Иногда я пытаюсь представить этот мир, в котором она живет. Запертая в своем немощном теле, которое все время болит, напичканная транками и целой кучей других лекарств, глушащими боль, прикованная к своей постели 95% времени. Не выключающийся телевизор на полной громкости транслирует ей в мозг сводки паршивых новостей, грязные ток-шоу, невыносимое уродство федеральных каналов - единственный доступный и принимаемый ей источник информации. За окном идет время, лето сменяет осень, она уже очень давно молится о том, чтобы бог ее забрал. Ее жизнь началась с войны, войной заканчивается, а между этими двумя войнами - тяжелая работа на сахарном заводе, вечный огород и козы, страшный брак с пьющим жестким мужчиной, двое детей, не сделавших ее счастливой, четверо внуков, разлетевшихся по всему страшному, враждебному миру, которым пугает ее пропагандистская машина. Однажды я попросила ее рассказать о хороших воспоминаниях из своей жизни, на что она сказала: “Таких нет” и заплакала. Больше я не задаю такие вопросы, просто сижу рядом с кроватью в ее коляске, держа за руку, помогаю попить, приношу лекарства. Пытаюсь что-то рассказать о своей жизни, чтобы вызвать ее улыбку, но уже и это не выходит. Она смотрит на меня своими карими в крапинку глазами, в которых я пытаюсь рассмотреть хоть маленький всполох осмысленности, но она как будто даже не понимает тот язык, на котором я говорю, просто делает вид.

- В новостях пишут, что все покидают город, где ты сейчас. Ты все еще там?
- Ага, приехала только вчера. Смотрю под кофеек на пролетающие военные вертолеты над домом. Красота.
- Ужас. Не страшно тебе?
- Ужас в том, что я, кажется, привыкла и смирилась. Поэтому мне не страшно. Страшно, что бабушка умирает. Страшно, как мама будет, когда это случится. Страшно, что это произойдет, пока я буду здесь. И страшно, что произойдет, когда уеду. Вот это страшно, да. Остальное - просто картинка за окном.

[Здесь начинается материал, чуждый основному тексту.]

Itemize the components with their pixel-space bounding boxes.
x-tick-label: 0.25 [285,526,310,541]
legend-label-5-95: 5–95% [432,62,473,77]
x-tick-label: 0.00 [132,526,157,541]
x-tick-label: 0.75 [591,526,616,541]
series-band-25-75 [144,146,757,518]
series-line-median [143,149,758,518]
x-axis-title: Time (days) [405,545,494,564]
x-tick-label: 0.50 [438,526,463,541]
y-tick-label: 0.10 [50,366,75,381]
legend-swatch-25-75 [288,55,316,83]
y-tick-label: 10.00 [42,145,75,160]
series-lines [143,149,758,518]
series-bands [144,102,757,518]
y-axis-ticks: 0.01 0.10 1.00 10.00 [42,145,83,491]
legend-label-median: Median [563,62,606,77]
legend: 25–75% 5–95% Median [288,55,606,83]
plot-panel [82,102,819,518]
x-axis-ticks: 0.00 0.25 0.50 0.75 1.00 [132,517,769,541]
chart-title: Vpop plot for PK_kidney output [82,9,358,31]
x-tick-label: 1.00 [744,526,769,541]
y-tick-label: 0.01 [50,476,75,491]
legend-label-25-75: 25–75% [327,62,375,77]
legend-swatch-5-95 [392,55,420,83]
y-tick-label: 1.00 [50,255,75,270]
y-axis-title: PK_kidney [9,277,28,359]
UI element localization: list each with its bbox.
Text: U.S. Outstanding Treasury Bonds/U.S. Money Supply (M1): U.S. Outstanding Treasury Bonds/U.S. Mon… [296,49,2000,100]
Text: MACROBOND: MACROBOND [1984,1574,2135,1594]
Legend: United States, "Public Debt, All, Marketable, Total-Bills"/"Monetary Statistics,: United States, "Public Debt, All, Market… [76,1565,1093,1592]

Несколько холодных капель падает мне на щеку, и я снова просыпаюсь. Судя по звуку, дождь немного усилился и начал просачиваться через плотную листву. Если бы не он, я бы и не вынырнула вовсе, потому что наконец-то внутри меня была абсолютная пустота и тишина. Этот первозданный покой в осеннем лесу под небом, под чутким вниманием всех видимых и невидимых существ наполнил меня до краев. Пора было возвращаться в мир живых - выбор, который мы каждый раз делаем, достигнув совершенного успокоения и безмятежности, чтобы, помогать избавлять от страданий других живых существ. Держа их за руку и стараясь вызвать улыбку, играя в дочки-матери-отцы, не превышая скорость и не привлекая внимания патрулей, чтобы вернуться домой из лесной глуши, где ночь темна и полна первобытного ужаса, который не так уж и страшен с тех пор, как мир наполнился реальными чудовищами. На огне бойко кипит чайник, мужчины ведут неспешную беседу между собой, а я вглядываюсь в небо, обхватив рукой дерево, пытаясь рассмотреть цвет потустороннего мира в чернильно-непроглядной глади космоса. Чисто тот самый мем про динозавров, которые в офисе ждут, когда уже упадет этот чертов метеорит и закончит наши страдания.